The notes lower the down-payment threshold for home buyers who relinquish a portion of their rights to the property’s future capital gains or losses to investors such as construction companies or banks, said Tyler Yang (楊太樂), president and CEO of IFE Group (安富金融工程集團), a US financial consulting company.
“Such notes facilitate better risk allocation for home owners, who are usually the most vulnerable in a market downturn,” Yang told a media briefing.
The concept is patented and has been approved by the administration of US President George W. Bush, although president-elect Barack Obama’s administration may re-evaluate the proposal next month, Yang said.
In Taiwan, if a house is priced at NT$10 million (US$299,590), a home buyer would usually pay NT$2 million in cash and borrow NT$8 million from the bank.
With the HAPN concept, however, a property developer may issue notes to raise a certain amount that represents the house’s potential gains, usually equivalent to one-third of the property’s value, or NT$3.7 million, before closing the deal.

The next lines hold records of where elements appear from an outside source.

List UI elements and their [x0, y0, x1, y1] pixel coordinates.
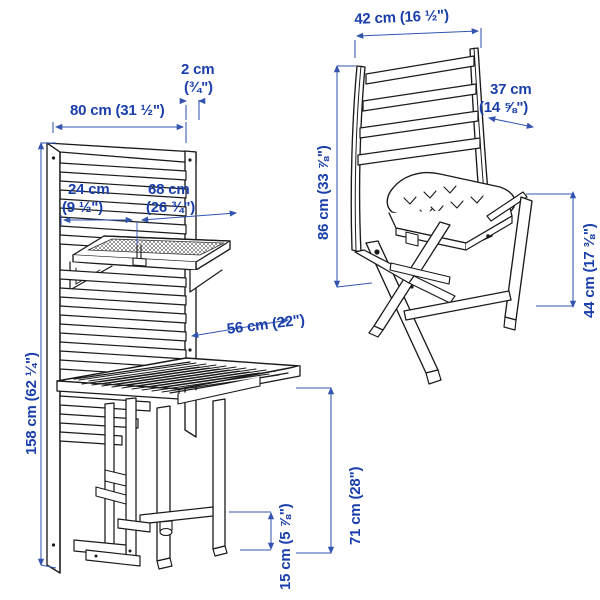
dimension-label-panel-thickness-cm: 2 cm — [181, 61, 215, 78]
dimension-label-foot-clearance: 15 cm (5 ⅞") — [277, 503, 294, 590]
dimension-lines — [37, 28, 577, 569]
dimension-label-table-width: 80 cm (31 ½") — [70, 102, 165, 119]
dimension-label-table-height: 71 cm (28") — [347, 466, 364, 545]
dimension-label-panel-thickness-inch: (¾") — [184, 79, 213, 96]
dimension-label-chair-height: 86 cm (33 ⅞") — [315, 145, 332, 240]
dimension-label-chair-depth-cm: 37 cm — [490, 81, 532, 98]
dimension-label-shelf-right-cm: 68 cm — [148, 181, 190, 198]
dimension-label-total-height: 158 cm (62 ¼") — [23, 352, 40, 455]
wall-panel-table-illustration — [46, 142, 301, 574]
dimension-label-shelf-left-cm: 24 cm — [68, 181, 110, 198]
dimension-label-shelf-left-inch: (9 ½") — [62, 199, 103, 216]
dimension-label-shelf-right-inch: (26 ¾") — [146, 199, 196, 216]
folding-chair-illustration — [350, 47, 533, 385]
dimension-label-chair-depth-inch: (14 ⅝") — [479, 99, 529, 116]
dimension-label-seat-height: 44 cm (17 ⅜") — [581, 223, 598, 318]
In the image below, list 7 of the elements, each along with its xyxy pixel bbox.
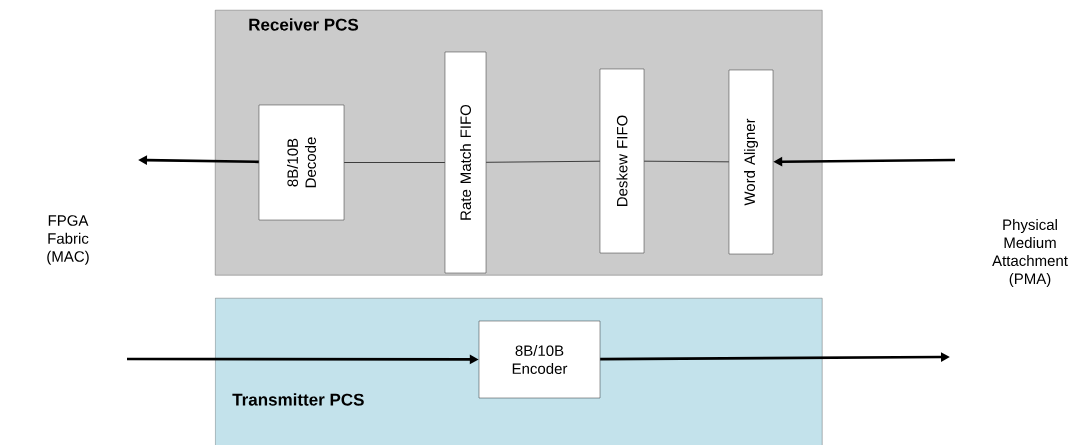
- process-box: Word Aligner: [728, 69, 774, 255]
- process-box: 8B/10B Decode: [258, 104, 345, 221]
- process-box: 8B/10B Encoder: [478, 320, 601, 399]
- side-label: FPGA Fabric (MAC): [47, 215, 89, 265]
- side-label: Physical Medium Attachment (PMA): [992, 219, 1068, 287]
- process-box: Rate Match FIFO: [444, 51, 487, 274]
- process-box: Deskew FIFO: [599, 68, 645, 254]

The home buyer may then only have to pay NT$1 million in cash and borrow NT$5.3 million from the bank, but the buyer won’t fully benefit from any appreciation in the property’s price later on, Yang said.

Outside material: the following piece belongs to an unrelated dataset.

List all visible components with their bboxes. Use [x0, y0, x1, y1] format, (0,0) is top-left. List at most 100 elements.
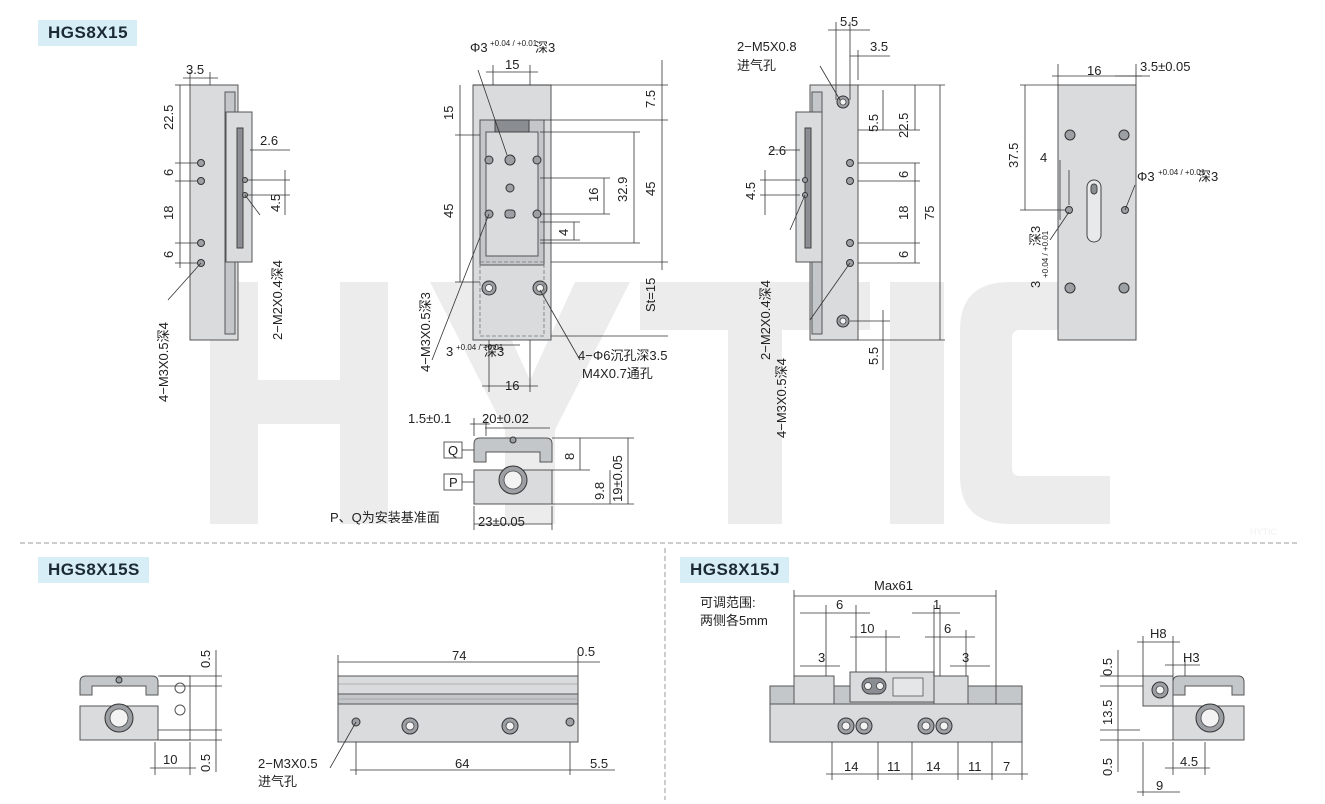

At the same time, HAPN investors, including institutional investors, would shoulder greater losses than home owners if the property’s value dropped significantly, he said.
If no investors are interested in notes for a property, it should send a warning message to developers that they may have over-priced the property and that a price cut may be necessary, he said.

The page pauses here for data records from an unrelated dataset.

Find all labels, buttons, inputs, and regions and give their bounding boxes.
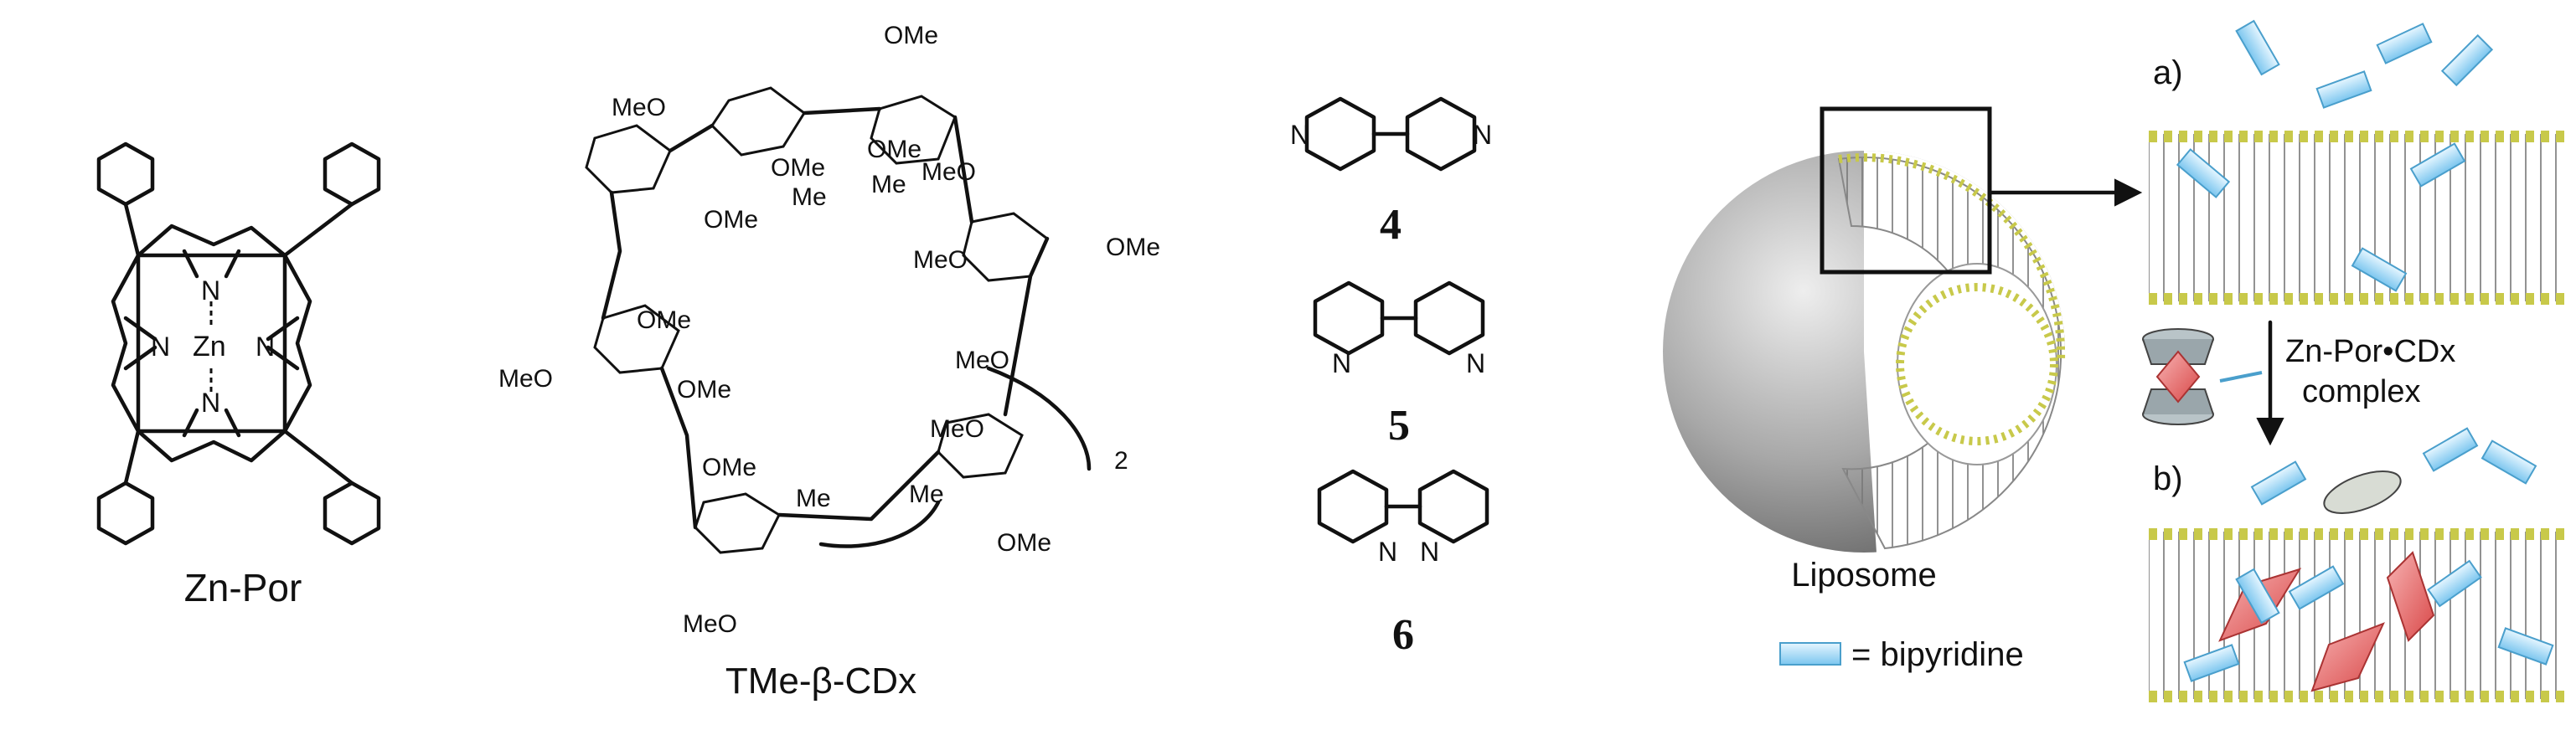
- meo-label-3: MeO: [913, 246, 968, 274]
- ome-label-3: OMe: [704, 206, 758, 234]
- free-cdx: [2323, 470, 2402, 514]
- ome-label-2: OMe: [771, 154, 825, 182]
- repeat-subscript: 2: [1114, 447, 1128, 475]
- meo-label-2: MeO: [921, 158, 976, 186]
- n-atom-5-right: N: [1466, 348, 1485, 378]
- n-atom-top: N: [201, 275, 220, 306]
- meo-label-7: MeO: [683, 610, 737, 638]
- zn-porphyrin-structure: N N N N Zn Zn-Por: [96, 141, 381, 609]
- bipyridine-legend-label: = bipyridine: [1851, 636, 2024, 673]
- n-atom-bottom: N: [201, 388, 220, 418]
- ome-label-7: OMe: [677, 376, 731, 404]
- zn-atom: Zn: [193, 331, 226, 362]
- ome-label-8: OMe: [702, 454, 756, 481]
- cyclodextrin-structure: OMe MeO OMe Me OMe OMe Me MeO MeO OMe Me…: [498, 22, 1160, 702]
- ome-label-4: OMe: [867, 136, 921, 163]
- me-label-1: Me: [792, 183, 827, 211]
- bipy-a-3: [2376, 23, 2433, 64]
- meo-label-4: MeO: [955, 347, 1009, 374]
- ome-label-9: OMe: [997, 529, 1051, 557]
- n-atom-6-left: N: [1378, 537, 1397, 567]
- bipy-b-7: [2183, 644, 2240, 682]
- bipy-a-6: [2409, 142, 2466, 188]
- bipy-b-1: [2250, 460, 2307, 506]
- porphyrin-b-3: [2310, 622, 2385, 692]
- panel-a: a): [2149, 19, 2568, 305]
- cdx-caption: TMe-β-CDx: [725, 661, 916, 702]
- n-atom-4-left: N: [1290, 120, 1309, 150]
- liposome-caption: Liposome: [1791, 557, 1936, 594]
- bipy-a-7: [2351, 247, 2408, 292]
- bipy-b-6: [2427, 559, 2482, 608]
- porphyrin-in-complex: [2155, 350, 2201, 404]
- ome-label-1: OMe: [884, 22, 938, 49]
- meo-label-5: MeO: [498, 365, 553, 393]
- bipyridine-6-structure: N N 6: [1317, 469, 1489, 659]
- me-label-2: Me: [871, 171, 906, 198]
- complex-label-line1: Zn-Por•CDx: [2285, 334, 2455, 369]
- liposome-illustration: Liposome = bipyridine: [1663, 106, 2143, 673]
- zn-por-caption: Zn-Por: [184, 566, 302, 609]
- bipyridine-4-structure: N N 4: [1290, 96, 1492, 249]
- bipy-b-2: [2422, 427, 2479, 472]
- bipy-b-4: [2235, 568, 2280, 625]
- label-5: 5: [1388, 402, 1410, 450]
- panel-a-label: a): [2153, 54, 2183, 91]
- n-atom-right: N: [256, 332, 275, 362]
- n-atom-left: N: [151, 332, 170, 362]
- bipy-b-5: [2288, 565, 2345, 610]
- panel-b: b): [2149, 427, 2568, 702]
- complex-label-line2: complex: [2302, 374, 2421, 409]
- bipy-a-1: [2235, 19, 2280, 76]
- bipy-a-4: [2440, 33, 2494, 87]
- me-label-4: Me: [909, 481, 944, 508]
- label-6: 6: [1392, 611, 1414, 659]
- ome-label-6: OMe: [637, 306, 691, 334]
- n-atom-4-right: N: [1473, 120, 1492, 150]
- bipyridine-5-structure: N N 5: [1313, 280, 1485, 450]
- n-atom-6-right: N: [1420, 537, 1439, 567]
- ome-label-5: OMe: [1106, 234, 1160, 261]
- transition-arrow: Zn-Por•CDx complex: [2142, 320, 2455, 446]
- panel-b-label: b): [2153, 460, 2183, 497]
- meo-label-1: MeO: [612, 94, 666, 121]
- me-label-3: Me: [796, 485, 831, 512]
- n-atom-5-left: N: [1332, 348, 1351, 378]
- meo-label-6: MeO: [930, 415, 984, 443]
- bipyridine-legend-swatch: [1779, 642, 1841, 666]
- bipy-b-3: [2480, 440, 2537, 485]
- label-4: 4: [1380, 201, 1402, 249]
- bipy-b-8: [2497, 627, 2554, 666]
- zoom-box: [1820, 106, 1992, 275]
- porphyrin-b-2: [2386, 551, 2435, 642]
- bipy-a-2: [2315, 70, 2372, 109]
- bipy-a-5: [2176, 148, 2231, 198]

The proposal won’t cost the government a thing, he said.
Introducing the notes would require more deliberation, with preconditions such as reasonable property prices and the establishment of a transparent regional price index for housing.
Yang’s proposal has won endorsement from academics such as Chang Chin-oh (張金鶚), professor of land economics at National Chengchi University, Steve Lin (林祖嘉), professor at National Chengchi University and Hua Ching-chun (花敬群), an associate professor of finance and banking at Hsuan Chuang University.
Chang said they would urge the Cabinet to include the notes in its measures to bolster the nation’s real estate market.
Chang said most property developers and government officials from the Financial Supervisory Commission, whom they had visited earlier, had praised the proposal as “innovative.”
But Lin Tung-liang (林棟樑), deputy director of the commission’s banking bureau, said “such notes haven’t been issued anywhere in the world and certainly require further study.”